Growing up near the Jurassic Coast means the sea features quite frequently in childhood memories. We are very lucky in the UK that for the most part you are never very far away from a coastline. Coastlines represent a striking physical example of how powerful and dynamic the oceans are and provide a continually changing yet persistently important environment.
Studying at the University of Southampton, however, has given me the opportunity to see and learn about the oceans from many different perspectives, whether that be whilst on a sunny fieldtrip to Tenerife…..
…..or on Callista, one of the teaching vessels, in the Solent on some rather wet and windy November days!
Right now, the oceans provide me with an insight into the past climate of the Earth. My PhD involves working on marine sediment cores taken from the seafloor and looking at the geochemistry of both the sediment and the foraminifera (calcium carbonate microfossils) contained with the sediment. From this I can reconstruct what the climate and oceans were like throughout the last 66 Ma (Cenozoic).
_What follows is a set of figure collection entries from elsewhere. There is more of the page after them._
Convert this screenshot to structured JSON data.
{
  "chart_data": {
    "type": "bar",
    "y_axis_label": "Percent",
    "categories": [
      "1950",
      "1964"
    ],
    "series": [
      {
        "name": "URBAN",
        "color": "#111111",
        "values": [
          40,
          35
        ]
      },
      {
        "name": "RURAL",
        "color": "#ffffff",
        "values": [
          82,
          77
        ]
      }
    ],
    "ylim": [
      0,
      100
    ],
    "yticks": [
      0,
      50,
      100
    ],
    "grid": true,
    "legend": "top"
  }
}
If you are interested in learning more about marine sediment cores and how they are collected, check out this video filmed on board the Joides Resolution during a recent Integrated Ocean Discovery Program (IODP) cruise to Newfoundland. The University of Southampton’s very own Professor Paul Wilson was one of the co-chief scientists for this cruise (IODP Expedition 342) and sailed alongside other scientists from Southampton and universities around the world. I got the opportunity to work on some of this sediment for my masters project and continue to work on it within my PhD.